Ring and Ling models
please update llama.cpp
https://github.com/ggml-org/llama.cpp/pull/16063
some cool models!
1T models:
https://huggingface.co/inclusionAI/Ring-1T
https://huggingface.co/inclusionAI/Ling-1T
103B models
https://huggingface.co/inclusionAI/Ling-flash-2.0
https://huggingface.co/inclusionAI/Ring-flash-2.0
16B models
Nice I got Ling-1T quantizing on nico1 despite mradermacher not yet having updated llama.cpp by building llama.cpp from source and using the recently introduced llama argument for the first time ☺️
venv/bin/python convert_hf_to_gguf.py /cpool/Ling-1T --outtype=source --outfile=/transfer/Ling-1T.gguf
rm -rf /llmjob/llama.cpp-nico
rm -rf llama.cpp
git clone --recursive https://github.com/nicoboss/llama.cpp.git
mv llama.cpp /llmjob/llama.cpp-nico
cd /llmjob/llama.cpp-nico
python -m venv venv
venv/bin/pip install -r requirements.txt
export CUDA_HOME=/usr/local/cuda-13.0/bin
export PATH=/usr/local/cuda-13.0/bin:$PATH
export LD_LIBRARY_PATH=${LD_LIBRARY_PATH}:/usr/local/cuda-13.0/lib64
cmake -B build -DGGML_CUDA=ON
cmake --build build --config Release -j
nico1 ~# llmc add -8000 si https://huggingface.co/inclusionAI/Ling-1T llama nico worker nico1
submit tokens: ["-8000","static","imatrix","llama","nico","worker","nico1","https://huggingface.co/inclusionAI/Ling-1T"]

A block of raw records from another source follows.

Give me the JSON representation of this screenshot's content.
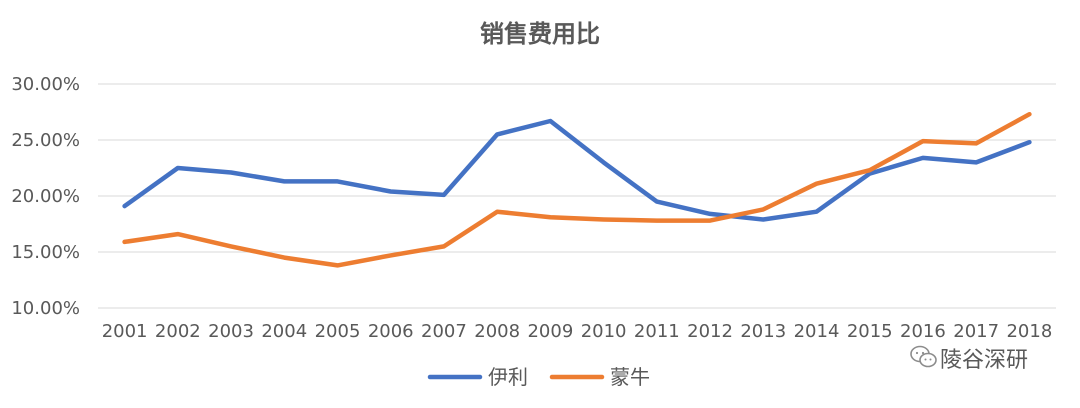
{
  "chart_data": {
    "type": "line",
    "title": "销售费用比",
    "xlabel": "",
    "ylabel": "",
    "categories": [
      "2001",
      "2002",
      "2003",
      "2004",
      "2005",
      "2006",
      "2007",
      "2008",
      "2009",
      "2010",
      "2011",
      "2012",
      "2013",
      "2014",
      "2015",
      "2016",
      "2017",
      "2018"
    ],
    "yticks": [
      "10.00%",
      "15.00%",
      "20.00%",
      "25.00%",
      "30.00%"
    ],
    "ylim": [
      10,
      30
    ],
    "grid": true,
    "legend_position": "bottom",
    "series": [
      {
        "name": "伊利",
        "color": "#4472C4",
        "values": [
          19.1,
          22.5,
          22.1,
          21.3,
          21.3,
          20.4,
          20.1,
          25.5,
          26.7,
          23.0,
          19.5,
          18.4,
          17.9,
          18.6,
          22.0,
          23.4,
          23.0,
          24.8
        ]
      },
      {
        "name": "蒙牛",
        "color": "#ED7D31",
        "values": [
          15.9,
          16.6,
          15.5,
          14.5,
          13.8,
          14.7,
          15.5,
          18.6,
          18.1,
          17.9,
          17.8,
          17.8,
          18.8,
          21.1,
          22.3,
          24.9,
          24.7,
          27.3
        ]
      }
    ]
  },
  "watermark": {
    "text": "陵谷深研",
    "icon": "wechat-icon"
  }
}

https://huggingface.co/inclusionAI/Ling-1T
nico1 ~# llmc push-model nico1 Ling-1T
nico1 Ling-1T: run job static (399093560965.7, 2199374439386.3, 1200000000000, -8000)
Ling-1T submitted to nico1
Usualy I would say that you can check the status under https://hf.tst.eu/status.html but it is currently down and llmc restart-llmstatusd does not fix it so you will likely have to wait for quants to appear under https://hf.tst.eu/model#Ling-1T-GGUF
I usually don't give my opinion about models but I have to say Ling is really good having has it's unique writing style and knoledge while Ring is kind of bad. Definately worse than Ring for Q&A questions - at least for the 103B models I have extensively tested using vLLM during the past week.

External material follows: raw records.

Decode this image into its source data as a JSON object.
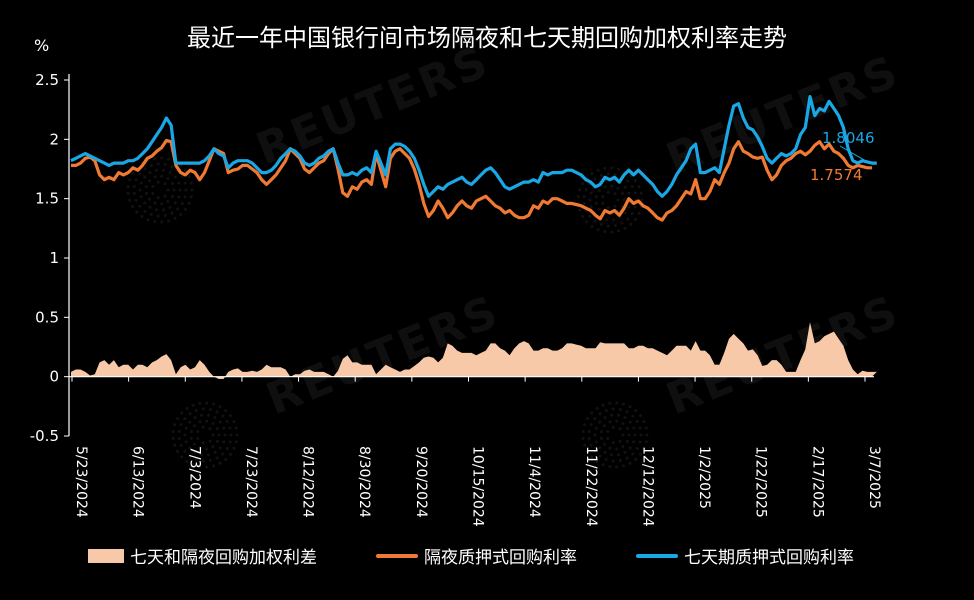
{
  "title": "最近一年中国银行间市场隔夜和七天期回购加权利率走势",
  "unit_label": "%",
  "watermark_text": "REUTERS",
  "colors": {
    "background": "#000000",
    "overnight": "#f07a32",
    "seven_day": "#1aa7e6",
    "spread": "#f8c9a8",
    "axis": "#ffffff"
  },
  "legend": {
    "spread": "七天和隔夜回购加权利差",
    "overnight": "隔夜质押式回购利率",
    "seven_day": "七天期质押式回购利率"
  },
  "chart_data": {
    "type": "line",
    "ylim": [
      -0.5,
      2.5
    ],
    "y_ticks": [
      "2.5",
      "2",
      "1.5",
      "1",
      "0.5",
      "0",
      "-0.5"
    ],
    "y_tick_values": [
      2.5,
      2,
      1.5,
      1,
      0.5,
      0,
      -0.5
    ],
    "x_tick_labels": [
      "5/23/2024",
      "6/13/2024",
      "7/3/2024",
      "7/23/2024",
      "8/12/2024",
      "8/30/2024",
      "9/20/2024",
      "10/15/2024",
      "11/4/2024",
      "11/22/2024",
      "12/12/2024",
      "1/2/2025",
      "1/22/2025",
      "2/17/2025",
      "3/7/2025"
    ],
    "end_labels": {
      "seven_day": "1.8046",
      "overnight": "1.7574"
    },
    "series": [
      {
        "key": "overnight",
        "name": "隔夜质押式回购利率",
        "type": "line",
        "values": [
          1.78,
          1.78,
          1.8,
          1.84,
          1.85,
          1.82,
          1.7,
          1.66,
          1.68,
          1.66,
          1.72,
          1.7,
          1.72,
          1.76,
          1.74,
          1.78,
          1.84,
          1.86,
          1.9,
          1.93,
          1.99,
          1.98,
          1.78,
          1.72,
          1.7,
          1.74,
          1.72,
          1.66,
          1.72,
          1.82,
          1.92,
          1.9,
          1.88,
          1.72,
          1.74,
          1.75,
          1.78,
          1.78,
          1.75,
          1.72,
          1.66,
          1.62,
          1.66,
          1.7,
          1.76,
          1.82,
          1.92,
          1.88,
          1.84,
          1.75,
          1.72,
          1.76,
          1.8,
          1.82,
          1.88,
          1.92,
          1.75,
          1.55,
          1.52,
          1.6,
          1.58,
          1.64,
          1.66,
          1.62,
          1.88,
          1.74,
          1.6,
          1.84,
          1.9,
          1.92,
          1.88,
          1.84,
          1.75,
          1.62,
          1.46,
          1.35,
          1.4,
          1.48,
          1.42,
          1.34,
          1.38,
          1.44,
          1.48,
          1.44,
          1.42,
          1.48,
          1.5,
          1.52,
          1.48,
          1.44,
          1.42,
          1.38,
          1.4,
          1.36,
          1.34,
          1.34,
          1.36,
          1.44,
          1.42,
          1.48,
          1.46,
          1.5,
          1.5,
          1.48,
          1.46,
          1.46,
          1.45,
          1.44,
          1.42,
          1.4,
          1.36,
          1.33,
          1.4,
          1.38,
          1.4,
          1.36,
          1.42,
          1.5,
          1.46,
          1.48,
          1.44,
          1.42,
          1.38,
          1.34,
          1.32,
          1.38,
          1.4,
          1.44,
          1.5,
          1.56,
          1.54,
          1.66,
          1.5,
          1.5,
          1.56,
          1.66,
          1.62,
          1.72,
          1.8,
          1.92,
          1.98,
          1.9,
          1.88,
          1.85,
          1.84,
          1.85,
          1.74,
          1.66,
          1.7,
          1.78,
          1.82,
          1.84,
          1.88,
          1.9,
          1.87,
          1.9,
          1.95,
          1.98,
          1.92,
          1.96,
          1.9,
          1.88,
          1.84,
          1.78,
          1.76,
          1.78,
          1.77,
          1.76,
          1.76
        ]
      },
      {
        "key": "seven_day",
        "name": "七天期质押式回购利率",
        "type": "line",
        "values": [
          1.82,
          1.84,
          1.86,
          1.88,
          1.86,
          1.84,
          1.82,
          1.8,
          1.78,
          1.8,
          1.8,
          1.8,
          1.82,
          1.82,
          1.84,
          1.88,
          1.92,
          1.98,
          2.04,
          2.1,
          2.18,
          2.12,
          1.8,
          1.8,
          1.8,
          1.8,
          1.8,
          1.8,
          1.82,
          1.86,
          1.92,
          1.88,
          1.86,
          1.76,
          1.8,
          1.82,
          1.82,
          1.82,
          1.8,
          1.76,
          1.72,
          1.72,
          1.74,
          1.78,
          1.84,
          1.88,
          1.92,
          1.9,
          1.86,
          1.8,
          1.78,
          1.8,
          1.84,
          1.86,
          1.9,
          1.92,
          1.8,
          1.7,
          1.7,
          1.72,
          1.7,
          1.74,
          1.76,
          1.72,
          1.9,
          1.8,
          1.7,
          1.92,
          1.96,
          1.96,
          1.94,
          1.9,
          1.84,
          1.74,
          1.62,
          1.52,
          1.56,
          1.6,
          1.58,
          1.62,
          1.64,
          1.66,
          1.68,
          1.64,
          1.62,
          1.66,
          1.7,
          1.74,
          1.76,
          1.72,
          1.66,
          1.6,
          1.58,
          1.6,
          1.62,
          1.64,
          1.64,
          1.66,
          1.64,
          1.72,
          1.7,
          1.72,
          1.72,
          1.72,
          1.74,
          1.74,
          1.72,
          1.7,
          1.66,
          1.64,
          1.6,
          1.62,
          1.68,
          1.66,
          1.68,
          1.64,
          1.7,
          1.74,
          1.7,
          1.74,
          1.7,
          1.66,
          1.62,
          1.56,
          1.52,
          1.56,
          1.62,
          1.7,
          1.76,
          1.82,
          1.92,
          1.96,
          1.72,
          1.72,
          1.74,
          1.76,
          1.72,
          1.92,
          2.12,
          2.28,
          2.3,
          2.18,
          2.1,
          2.08,
          2.02,
          1.94,
          1.84,
          1.8,
          1.84,
          1.88,
          1.86,
          1.88,
          1.92,
          2.04,
          2.1,
          2.36,
          2.2,
          2.26,
          2.24,
          2.32,
          2.26,
          2.2,
          2.1,
          1.92,
          1.82,
          1.8,
          1.82,
          1.81,
          1.8,
          1.8
        ]
      },
      {
        "key": "spread",
        "name": "七天和隔夜回购加权利差",
        "type": "area",
        "values": [
          0.04,
          0.06,
          0.06,
          0.04,
          0.01,
          0.02,
          0.12,
          0.14,
          0.1,
          0.14,
          0.08,
          0.1,
          0.1,
          0.06,
          0.1,
          0.1,
          0.08,
          0.12,
          0.14,
          0.17,
          0.19,
          0.14,
          0.02,
          0.08,
          0.1,
          0.06,
          0.08,
          0.14,
          0.1,
          0.04,
          0,
          -0.02,
          -0.02,
          0.04,
          0.06,
          0.07,
          0.04,
          0.04,
          0.05,
          0.04,
          0.06,
          0.1,
          0.08,
          0.08,
          0.08,
          0.06,
          0,
          0.02,
          0.02,
          0.05,
          0.06,
          0.04,
          0.04,
          0.04,
          0.02,
          0,
          0.05,
          0.15,
          0.18,
          0.12,
          0.12,
          0.1,
          0.1,
          0.1,
          0.02,
          0.06,
          0.1,
          0.08,
          0.06,
          0.04,
          0.06,
          0.06,
          0.09,
          0.12,
          0.16,
          0.17,
          0.16,
          0.12,
          0.16,
          0.28,
          0.26,
          0.22,
          0.2,
          0.2,
          0.2,
          0.18,
          0.2,
          0.22,
          0.28,
          0.28,
          0.24,
          0.22,
          0.18,
          0.24,
          0.28,
          0.3,
          0.28,
          0.22,
          0.22,
          0.24,
          0.24,
          0.22,
          0.22,
          0.24,
          0.28,
          0.28,
          0.27,
          0.26,
          0.24,
          0.24,
          0.24,
          0.29,
          0.28,
          0.28,
          0.28,
          0.28,
          0.28,
          0.24,
          0.24,
          0.26,
          0.26,
          0.24,
          0.24,
          0.22,
          0.2,
          0.18,
          0.22,
          0.26,
          0.26,
          0.26,
          0.22,
          0.3,
          0.22,
          0.22,
          0.18,
          0.1,
          0.1,
          0.2,
          0.32,
          0.36,
          0.32,
          0.28,
          0.22,
          0.23,
          0.18,
          0.09,
          0.1,
          0.14,
          0.14,
          0.1,
          0.04,
          0.04,
          0.04,
          0.14,
          0.23,
          0.46,
          0.28,
          0.3,
          0.34,
          0.36,
          0.38,
          0.32,
          0.26,
          0.14,
          0.06,
          0.02,
          0.05,
          0.04,
          0.04,
          0.04
        ]
      }
    ]
  }
}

I have one mainline llama.cpp compatible big Ling-1T-GGUF quant available if you have about 256GB RAM+VRAM: https://huggingface.co/ubergarm/Ling-1T-GGUF/tree/main/smol-IQ2_XXS
The rest of those quants are ik_llama.cpp only, the smol-IQ2_XXS I made to help test the PR and seems to be working fine in limited testing by myself and a couple reports.
Thanks @nicoboss team mradermacher for crunching this big one and cool to hear another report. I've heard it is good for logic / STEM questions and in some of my own very limited role playing experiments it seems steerable even if it might initially refuse.

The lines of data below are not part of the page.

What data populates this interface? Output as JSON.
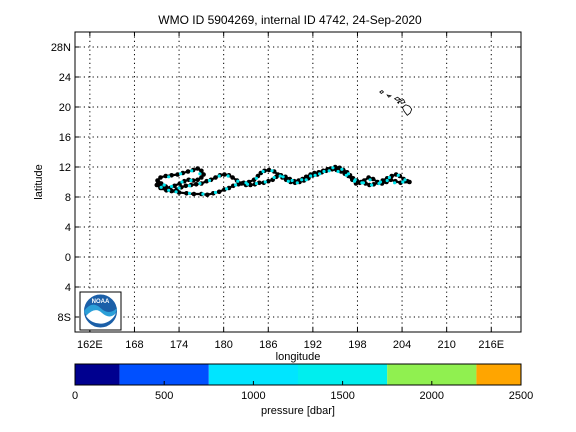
{
  "chart_data": {
    "type": "scatter",
    "title": "WMO ID 5904269, internal ID 4742, 24-Sep-2020",
    "xlabel": "longitude",
    "ylabel": "latitude",
    "xlim": [
      160,
      220
    ],
    "ylim": [
      -10,
      30
    ],
    "grid": true,
    "x_ticks": [
      {
        "value": 162,
        "label": "162E"
      },
      {
        "value": 168,
        "label": "168"
      },
      {
        "value": 174,
        "label": "174"
      },
      {
        "value": 180,
        "label": "180"
      },
      {
        "value": 186,
        "label": "186"
      },
      {
        "value": 192,
        "label": "192"
      },
      {
        "value": 198,
        "label": "198"
      },
      {
        "value": 204,
        "label": "204"
      },
      {
        "value": 210,
        "label": "210"
      },
      {
        "value": 216,
        "label": "216E"
      }
    ],
    "y_ticks": [
      {
        "value": 28,
        "label": "28N"
      },
      {
        "value": 24,
        "label": "24"
      },
      {
        "value": 20,
        "label": "20"
      },
      {
        "value": 16,
        "label": "16"
      },
      {
        "value": 12,
        "label": "12"
      },
      {
        "value": 8,
        "label": "8"
      },
      {
        "value": 4,
        "label": "4"
      },
      {
        "value": 0,
        "label": "0"
      },
      {
        "value": -4,
        "label": "4"
      },
      {
        "value": -8,
        "label": "8S"
      }
    ],
    "series": [
      {
        "marker_color": "#000000",
        "parking_color": "#00e5ee",
        "points": [
          [
            205.0,
            10.0
          ],
          [
            204.4,
            10.1
          ],
          [
            203.8,
            9.9
          ],
          [
            203.1,
            10.1
          ],
          [
            202.5,
            10.3
          ],
          [
            201.9,
            10.0
          ],
          [
            201.3,
            9.8
          ],
          [
            200.7,
            10.0
          ],
          [
            200.1,
            10.4
          ],
          [
            199.5,
            10.6
          ],
          [
            198.9,
            10.2
          ],
          [
            198.3,
            9.9
          ],
          [
            197.8,
            9.8
          ],
          [
            197.3,
            10.3
          ],
          [
            196.8,
            10.8
          ],
          [
            196.3,
            11.1
          ],
          [
            195.8,
            11.4
          ],
          [
            195.2,
            11.6
          ],
          [
            194.6,
            11.7
          ],
          [
            194.0,
            11.7
          ],
          [
            193.4,
            11.5
          ],
          [
            192.8,
            11.3
          ],
          [
            192.2,
            11.2
          ],
          [
            191.7,
            11.0
          ],
          [
            191.1,
            10.7
          ],
          [
            190.6,
            10.4
          ],
          [
            190.1,
            10.2
          ],
          [
            189.5,
            10.1
          ],
          [
            188.9,
            10.4
          ],
          [
            188.3,
            10.7
          ],
          [
            187.7,
            10.9
          ],
          [
            187.1,
            10.7
          ],
          [
            186.6,
            10.3
          ],
          [
            186.0,
            10.1
          ],
          [
            185.4,
            9.9
          ],
          [
            184.8,
            9.9
          ],
          [
            184.2,
            9.7
          ],
          [
            183.6,
            9.6
          ],
          [
            183.0,
            9.6
          ],
          [
            182.4,
            9.8
          ],
          [
            181.8,
            10.2
          ],
          [
            181.2,
            10.6
          ],
          [
            180.7,
            10.9
          ],
          [
            180.1,
            11.0
          ],
          [
            179.5,
            10.9
          ],
          [
            178.9,
            10.6
          ],
          [
            178.3,
            10.3
          ],
          [
            177.7,
            10.1
          ],
          [
            177.0,
            9.8
          ],
          [
            176.3,
            9.7
          ],
          [
            175.6,
            9.6
          ],
          [
            174.9,
            9.5
          ],
          [
            174.3,
            9.3
          ],
          [
            173.7,
            9.0
          ],
          [
            173.0,
            8.8
          ],
          [
            172.3,
            8.9
          ],
          [
            171.7,
            9.2
          ],
          [
            171.3,
            9.7
          ],
          [
            171.1,
            10.2
          ],
          [
            171.5,
            10.6
          ],
          [
            172.2,
            10.8
          ],
          [
            173.0,
            10.9
          ],
          [
            173.8,
            11.0
          ],
          [
            174.5,
            11.2
          ],
          [
            175.2,
            11.4
          ],
          [
            175.9,
            11.6
          ],
          [
            176.5,
            11.8
          ],
          [
            177.0,
            11.5
          ],
          [
            177.3,
            11.0
          ],
          [
            177.0,
            10.6
          ],
          [
            176.5,
            10.3
          ],
          [
            175.9,
            10.2
          ],
          [
            175.3,
            10.3
          ],
          [
            174.7,
            10.1
          ],
          [
            174.1,
            9.8
          ],
          [
            173.4,
            9.5
          ],
          [
            172.8,
            9.2
          ],
          [
            172.2,
            9.4
          ],
          [
            171.6,
            9.8
          ],
          [
            171.2,
            10.0
          ],
          [
            171.0,
            9.6
          ],
          [
            171.5,
            9.2
          ],
          [
            172.3,
            8.9
          ],
          [
            173.0,
            8.8
          ],
          [
            174.0,
            8.6
          ],
          [
            175.0,
            8.5
          ],
          [
            176.0,
            8.4
          ],
          [
            177.0,
            8.4
          ],
          [
            177.8,
            8.3
          ],
          [
            178.6,
            8.5
          ],
          [
            179.4,
            8.7
          ],
          [
            180.1,
            9.0
          ],
          [
            180.7,
            9.2
          ],
          [
            181.3,
            9.5
          ],
          [
            182.0,
            9.7
          ],
          [
            182.7,
            9.9
          ],
          [
            183.4,
            10.0
          ],
          [
            184.1,
            10.3
          ],
          [
            184.6,
            10.8
          ],
          [
            185.0,
            11.2
          ],
          [
            185.5,
            11.5
          ],
          [
            186.1,
            11.6
          ],
          [
            186.8,
            11.4
          ],
          [
            187.3,
            11.0
          ],
          [
            187.9,
            10.6
          ],
          [
            188.4,
            10.3
          ],
          [
            189.0,
            10.0
          ],
          [
            189.6,
            9.9
          ],
          [
            190.2,
            10.0
          ],
          [
            190.8,
            10.2
          ],
          [
            191.4,
            10.5
          ],
          [
            192.0,
            10.9
          ],
          [
            192.6,
            11.0
          ],
          [
            193.2,
            11.3
          ],
          [
            193.8,
            11.5
          ],
          [
            194.4,
            11.8
          ],
          [
            195.0,
            12.0
          ],
          [
            195.6,
            11.9
          ],
          [
            196.1,
            11.6
          ],
          [
            196.6,
            11.3
          ],
          [
            197.0,
            10.9
          ],
          [
            197.4,
            10.5
          ],
          [
            197.9,
            10.2
          ],
          [
            198.5,
            10.0
          ],
          [
            199.1,
            9.8
          ],
          [
            199.6,
            9.6
          ],
          [
            200.2,
            9.7
          ],
          [
            200.8,
            9.9
          ],
          [
            201.4,
            10.2
          ],
          [
            202.0,
            10.5
          ],
          [
            202.6,
            10.8
          ],
          [
            203.2,
            11.0
          ],
          [
            203.7,
            10.8
          ],
          [
            204.2,
            10.4
          ],
          [
            204.7,
            10.1
          ]
        ],
        "parking_points": [
          [
            204.1,
            10.0
          ],
          [
            203.0,
            9.9
          ],
          [
            202.0,
            10.2
          ],
          [
            200.9,
            9.8
          ],
          [
            199.7,
            10.3
          ],
          [
            198.6,
            9.9
          ],
          [
            197.6,
            10.1
          ],
          [
            196.5,
            10.9
          ],
          [
            195.4,
            11.4
          ],
          [
            194.2,
            11.5
          ],
          [
            192.9,
            11.1
          ],
          [
            191.7,
            10.8
          ],
          [
            190.5,
            10.3
          ],
          [
            189.2,
            10.2
          ],
          [
            188.0,
            10.7
          ],
          [
            186.8,
            10.6
          ],
          [
            185.6,
            10.0
          ],
          [
            184.4,
            9.8
          ],
          [
            183.2,
            9.7
          ],
          [
            181.9,
            10.1
          ],
          [
            180.6,
            10.8
          ],
          [
            179.4,
            10.8
          ],
          [
            178.1,
            10.2
          ],
          [
            176.8,
            9.8
          ],
          [
            175.4,
            9.5
          ],
          [
            174.0,
            9.2
          ],
          [
            172.6,
            8.9
          ],
          [
            171.6,
            9.3
          ],
          [
            172.6,
            10.7
          ],
          [
            174.2,
            11.1
          ],
          [
            175.7,
            11.5
          ],
          [
            176.8,
            11.1
          ],
          [
            175.6,
            10.2
          ],
          [
            174.4,
            10.0
          ],
          [
            173.0,
            9.4
          ],
          [
            172.0,
            9.6
          ],
          [
            173.6,
            8.7
          ],
          [
            175.4,
            8.5
          ],
          [
            177.2,
            8.4
          ],
          [
            178.9,
            8.6
          ],
          [
            180.4,
            9.1
          ],
          [
            181.6,
            9.6
          ],
          [
            183.0,
            9.9
          ],
          [
            184.4,
            10.5
          ],
          [
            185.3,
            11.4
          ],
          [
            186.5,
            11.5
          ],
          [
            187.6,
            10.8
          ],
          [
            188.7,
            10.1
          ],
          [
            189.9,
            9.9
          ],
          [
            191.1,
            10.3
          ],
          [
            192.3,
            10.9
          ],
          [
            193.5,
            11.4
          ],
          [
            194.7,
            11.9
          ],
          [
            195.9,
            11.7
          ],
          [
            196.8,
            11.1
          ],
          [
            197.7,
            10.3
          ],
          [
            198.8,
            9.9
          ],
          [
            199.9,
            9.6
          ],
          [
            201.1,
            10.0
          ],
          [
            202.3,
            10.6
          ],
          [
            203.5,
            10.9
          ],
          [
            204.4,
            10.3
          ]
        ]
      }
    ],
    "islands": [
      [
        [
          201.0,
          22.0
        ],
        [
          201.3,
          22.2
        ],
        [
          201.5,
          22.0
        ],
        [
          201.2,
          21.8
        ]
      ],
      [
        [
          202.0,
          21.6
        ],
        [
          202.5,
          21.5
        ],
        [
          202.2,
          21.3
        ]
      ],
      [
        [
          203.0,
          21.1
        ],
        [
          203.4,
          21.3
        ],
        [
          203.8,
          21.0
        ],
        [
          203.3,
          20.9
        ]
      ],
      [
        [
          203.4,
          20.6
        ],
        [
          203.7,
          20.8
        ],
        [
          203.5,
          20.5
        ]
      ],
      [
        [
          203.8,
          20.8
        ],
        [
          204.2,
          21.0
        ],
        [
          204.4,
          20.6
        ],
        [
          203.9,
          20.5
        ]
      ],
      [
        [
          204.1,
          20.0
        ],
        [
          204.5,
          20.3
        ],
        [
          205.0,
          20.1
        ],
        [
          205.3,
          19.7
        ],
        [
          205.1,
          19.2
        ],
        [
          204.7,
          18.9
        ],
        [
          204.3,
          19.4
        ],
        [
          204.1,
          19.8
        ]
      ]
    ],
    "colorbar": {
      "label": "pressure [dbar]",
      "ticks": [
        {
          "value": 0,
          "label": "0"
        },
        {
          "value": 500,
          "label": "500"
        },
        {
          "value": 1000,
          "label": "1000"
        },
        {
          "value": 1500,
          "label": "1500"
        },
        {
          "value": 2000,
          "label": "2000"
        },
        {
          "value": 2500,
          "label": "2500"
        }
      ],
      "range": [
        0,
        2500
      ],
      "bins": [
        {
          "from": 0,
          "to": 250,
          "color": "#00008f"
        },
        {
          "from": 250,
          "to": 750,
          "color": "#0050ff"
        },
        {
          "from": 750,
          "to": 1250,
          "color": "#00e5ff"
        },
        {
          "from": 1250,
          "to": 1750,
          "color": "#00eeee"
        },
        {
          "from": 1750,
          "to": 2250,
          "color": "#90f050"
        },
        {
          "from": 2250,
          "to": 2500,
          "color": "#ffa500"
        }
      ]
    },
    "logo": {
      "text": "NOAA",
      "icon": "noaa-logo-icon"
    }
  }
}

Curious to see how the ling-flash-2.0-103B-A6.1B compares with upcoming GLM-4.6-Air which is a somewhat similar footprint... Lots of models to play with though for sure!
I see Ling but not Ring yet ;)
I prioritized Ling because I personally prefer it over Ring but no worries they will all be quantized as soon as possible. I even put the custom updated version of llama.cpp on rich1 so it can work on it as well.
The status page is now available again so you can always check it for the latest status: https://hf.tst.eu/status.html
nico1 is currently working on: Ling-1T , Ling-mini-2.0 and Ling-flash-2.0
rich1 is currently working on Ring-mini-2.0 and static-only Ring-flash-2.0
All static Ling-flash-2.0 quants and its imatrix are already computed while imatrix quants are waiting for more storage budget which it should get once Q8_0 quants of Ling-1T are uploaded. Regarding Ring-flash-2.0 imatrix computation and imatrix quants I will check in a few houers when the storage situation on nico1 hopefully improved.
not yet having updated llama.cpp by building llama.cpp from source
you hacker 😄 I'm also happy it worked .)
llama.cpp has been updated
Wow, a Q8_0 is going to be 1TB.
And, yeah, the status page was down, together with dozens of other sites, but finally kaos is running trixie. Only rain is left (and a few services).